A self-styled "revolutionary" warrior for the marginalized -- black and Indigenous people, the poor and the young -- Petro promises to address hunger and inequality.
This was his third presidential race.
"He believes it's his destiny ... that he's the only person who can save Colombia," said a source close to the president-elect.
The father of six is seen as a good orator, though not necessarily charismatic. He is a map buff, and a keen social media user.
Born into a modest family on Colombia's Caribbean coast, Petro embraced leftist politics as a teenager after the 1973 coup d'etat in Chile that unseated Marxist president Salvador Allende.
He joined the M-19 urban guerrilla group as a 17-year-old, but insisted afterwards that his role in Colombia's decades of civil war was as an organizer, never a fighter.
Petro was captured by the military in 1985 and claimed to have been tortured before spending almost two years in jail on arms charges.

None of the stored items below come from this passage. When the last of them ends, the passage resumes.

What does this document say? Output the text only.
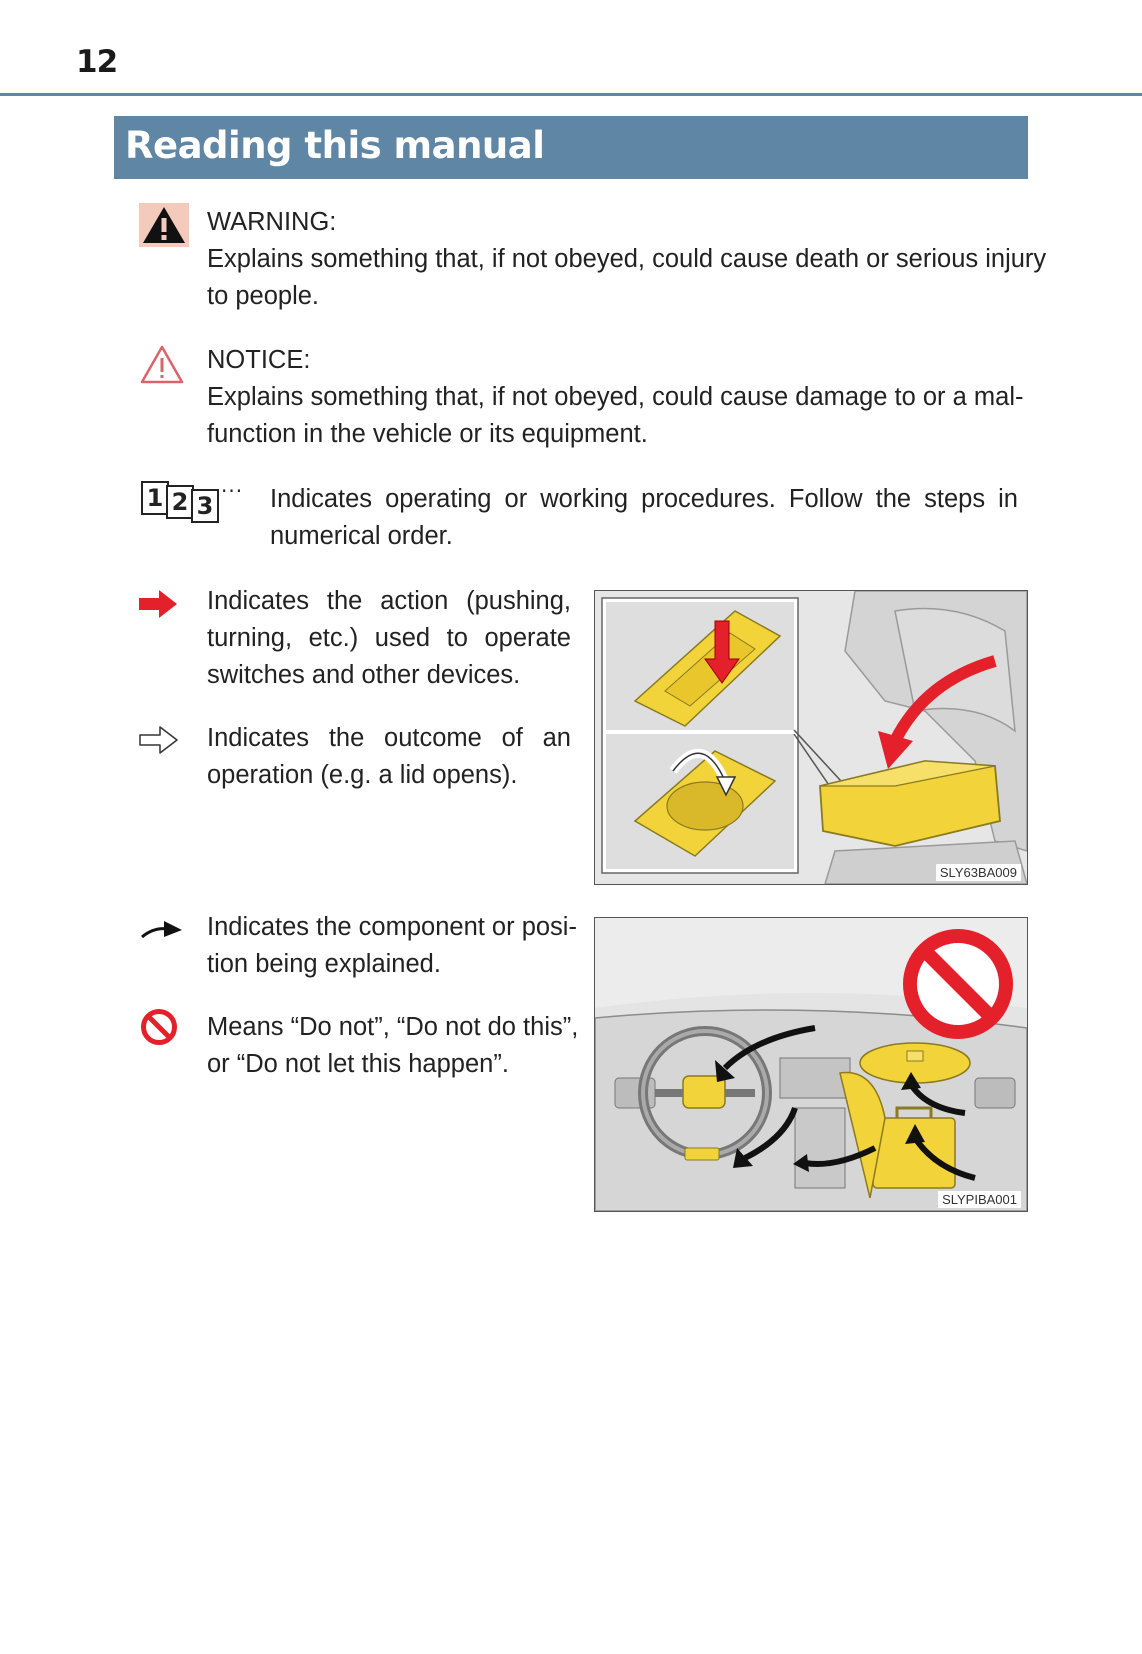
12
Reading this manual
WARNING:
Explains something that, if not obeyed, could cause death or serious injury
to people.
NOTICE:
Explains something that, if not obeyed, could cause damage to or a mal-
function in the vehicle or its equipment.
1 2 3
··· Indicates operating or working procedures. Follow the steps in
numerical order.
Indicates the action (pushing,
turning, etc.) used to operate
switches and other devices.
Indicates the outcome of an
operation (e.g. a lid opens).
SLY63BA009
Indicates the component or posi-
tion being explained.
Means “Do not”, “Do not do this”,
or “Do not let this happen”.
SLYPIBA001
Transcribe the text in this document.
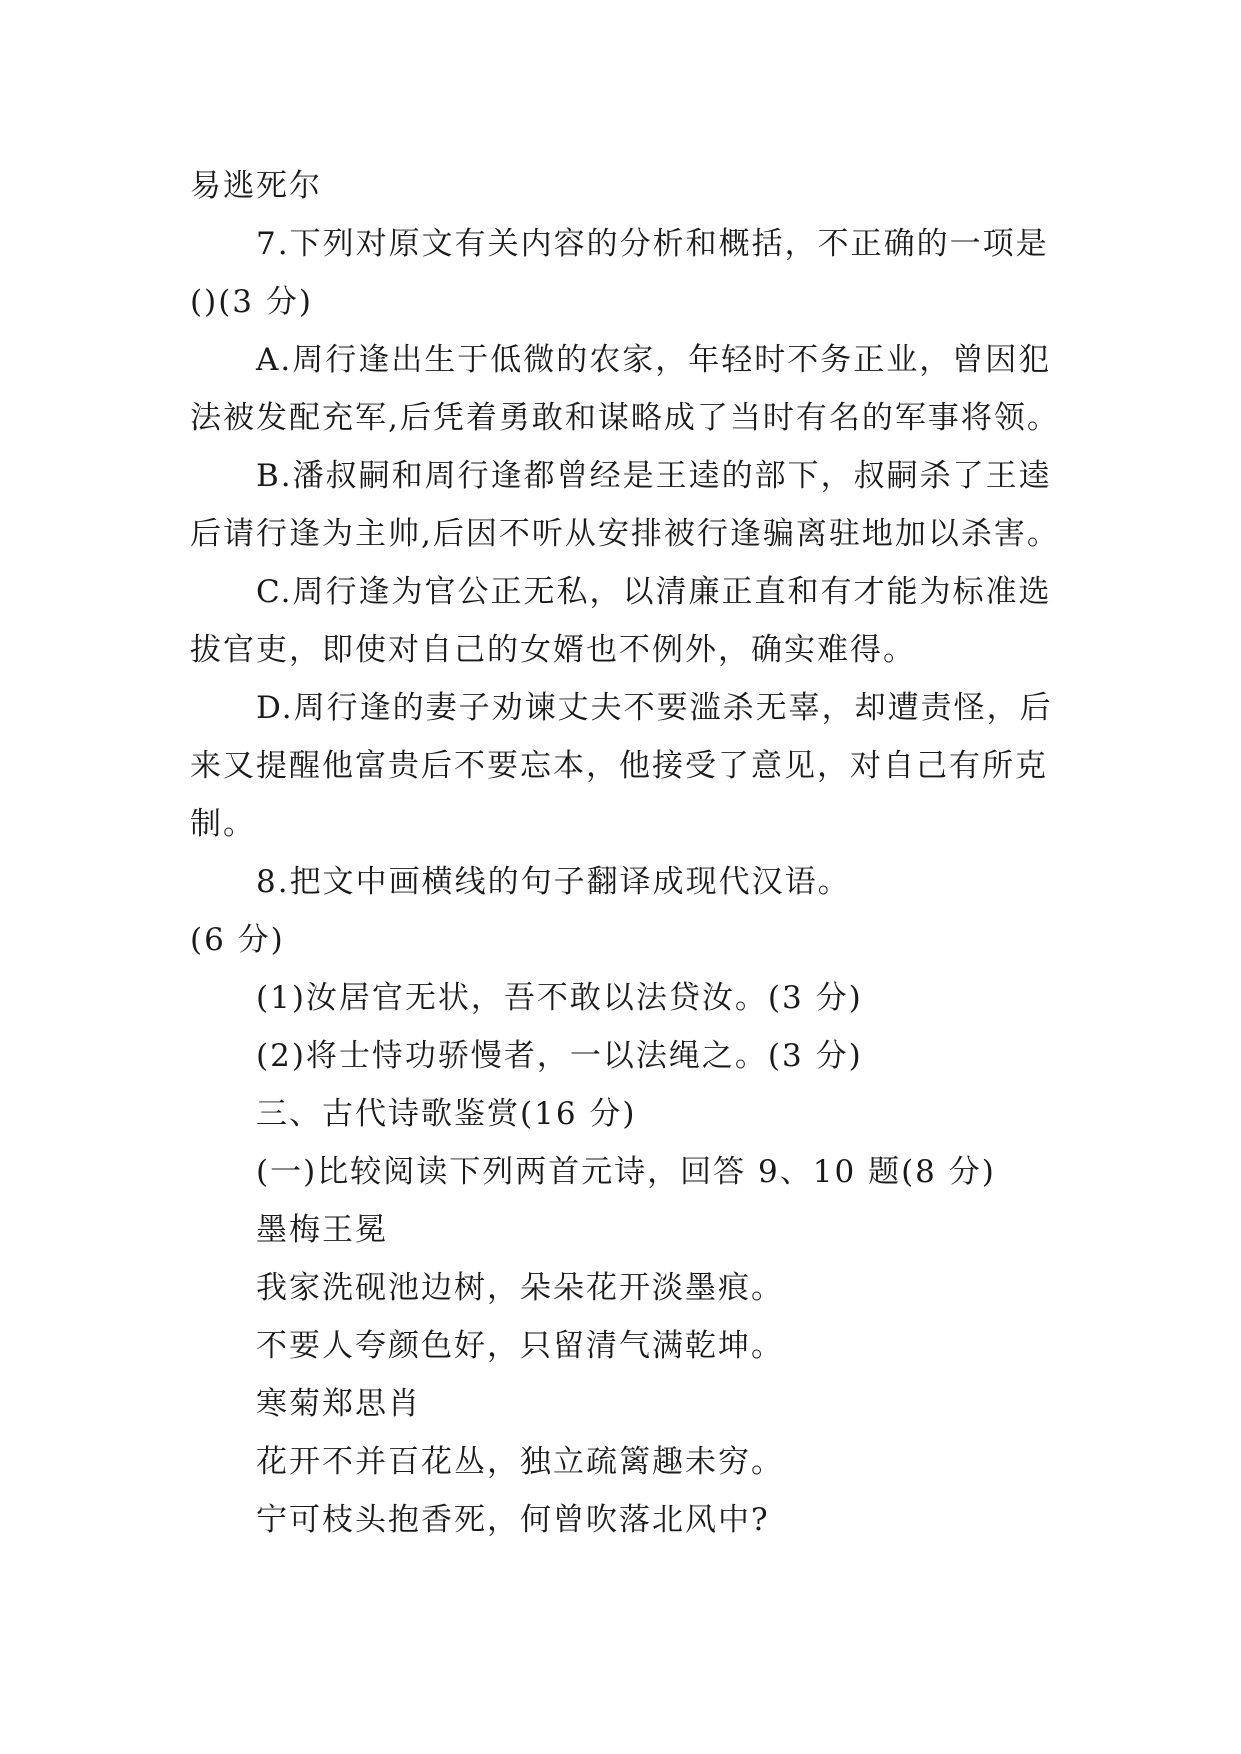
易逃死尔
7.下列对原文有关内容的分析和概括，不正确的一项是
()(3 分)
A.周行逢出生于低微的农家，年轻时不务正业，曾因犯
法被发配充军,后凭着勇敢和谋略成了当时有名的军事将领。
B.潘叔嗣和周行逢都曾经是王逵的部下，叔嗣杀了王逵
后请行逢为主帅,后因不听从安排被行逢骗离驻地加以杀害。
C.周行逢为官公正无私，以清廉正直和有才能为标准选
拔官吏，即使对自己的女婿也不例外，确实难得。
D.周行逢的妻子劝谏丈夫不要滥杀无辜，却遭责怪，后
来又提醒他富贵后不要忘本，他接受了意见，对自己有所克
制。
8.把文中画横线的句子翻译成现代汉语。
(6 分)
(1)汝居官无状，吾不敢以法贷汝。(3 分)
(2)将士恃功骄慢者，一以法绳之。(3 分)
三、古代诗歌鉴赏(16 分)
(一)比较阅读下列两首元诗，回答 9、10 题(8 分)
墨梅王冕
我家洗砚池边树，朵朵花开淡墨痕。
不要人夸颜色好，只留清气满乾坤。
寒菊郑思肖
花开不并百花丛，独立疏篱趣未穷。
宁可枝头抱香死，何曾吹落北风中?
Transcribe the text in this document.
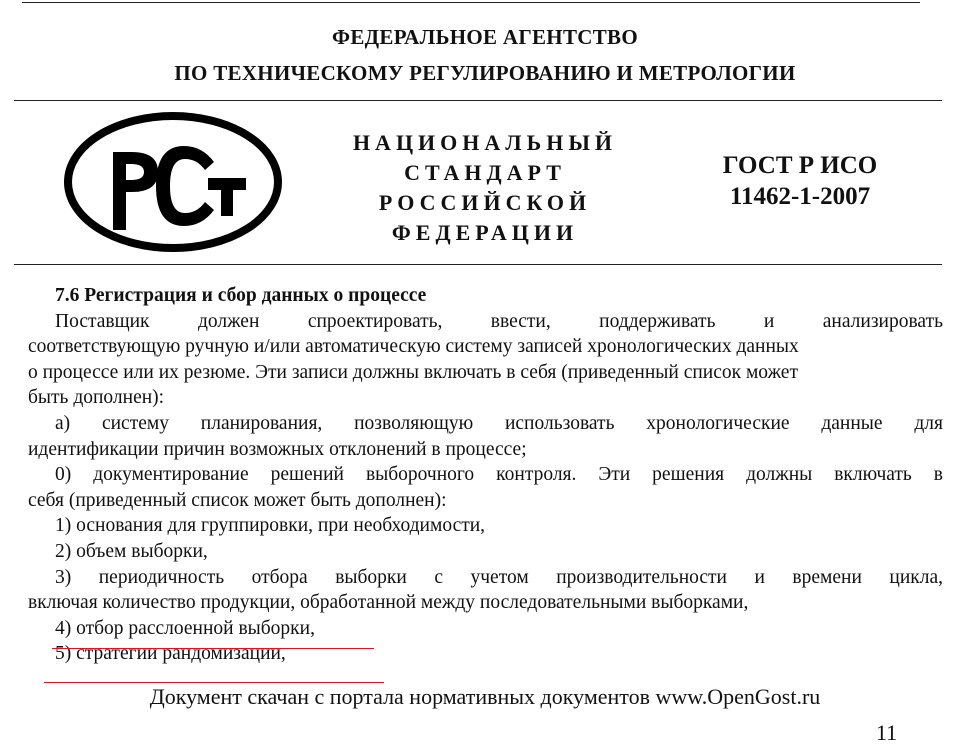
ФЕДЕРАЛЬНОЕ АГЕНТСТВО
ПО ТЕХНИЧЕСКОМУ РЕГУЛИРОВАНИЮ И МЕТРОЛОГИИ
НАЦИОНАЛЬНЫЙ
СТАНДАРТ
РОССИЙСКОЙ
ФЕДЕРАЦИИ
ГОСТ Р ИСО
11462-1-2007
7.6 Регистрация и сбор данных о процессе
Поставщик должен спроектировать, ввести, поддерживать и анализировать
соответствующую ручную и/или автоматическую систему записей хронологических данных
о процессе или их резюме. Эти записи должны включать в себя (приведенный список может
быть дополнен):
а) систему планирования, позволяющую использовать хронологические данные для
идентификации причин возможных отклонений в процессе;
0) документирование решений выборочного контроля. Эти решения должны включать в
себя (приведенный список может быть дополнен):
1) основания для группировки, при необходимости,
2) объем выборки,
3) периодичность отбора выборки с учетом производительности и времени цикла,
включая количество продукции, обработанной между последовательными выборками,
4) отбор расслоенной выборки,
5) стратегии рандомизации,
Документ скачан с портала нормативных документов www.OpenGost.ru
11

He was freed and the M-19 signed a peace deal with the government in 1990. He has since served as a lower house legislator, senator and mayor.
Petro's critics have sought to portray him as a radical populist who will bring about a Venezuela-style economic collapse.
He has, however, railed against the "banana republic" rule of Colombia's neighbor and vowed there would be no expropriation on his watch.
"I can't imagine Petro would pursue that for two reasons: his whole adult life has been looking for the big prize as Colombia president and he's smart enough to know Venezuela is a complete disaster," Michael Shifter, of the Inter-American Dialogue think tank, told AFP.
In a country with a tradition of political killings, Petro is no stranger to death threats and travels in a convoy of a dozen armored vehicles accompanied by police on motorcycles, an ambulance and snipers.
He has said he would reopen negotiations with Colombia's last guerrilla group, the ELN, and seek to peacefully dismantle the drug trade.
"This is a very ambitious plan, it's very important, however, because it's the only real exit route to the conflict," Elizabeth Dickinson, Colombia analyst at International Crisis Group in Bogota, told AFP.
Petro has made it his mission to address climate change, somewhat controversially by phasing out crude oil exploration -- a major income-earner for Colombia.
He was also accused of playing a "dangerous" game by regularly evoking potential fraud in the lead up to Sunday's vote, and on the day itself.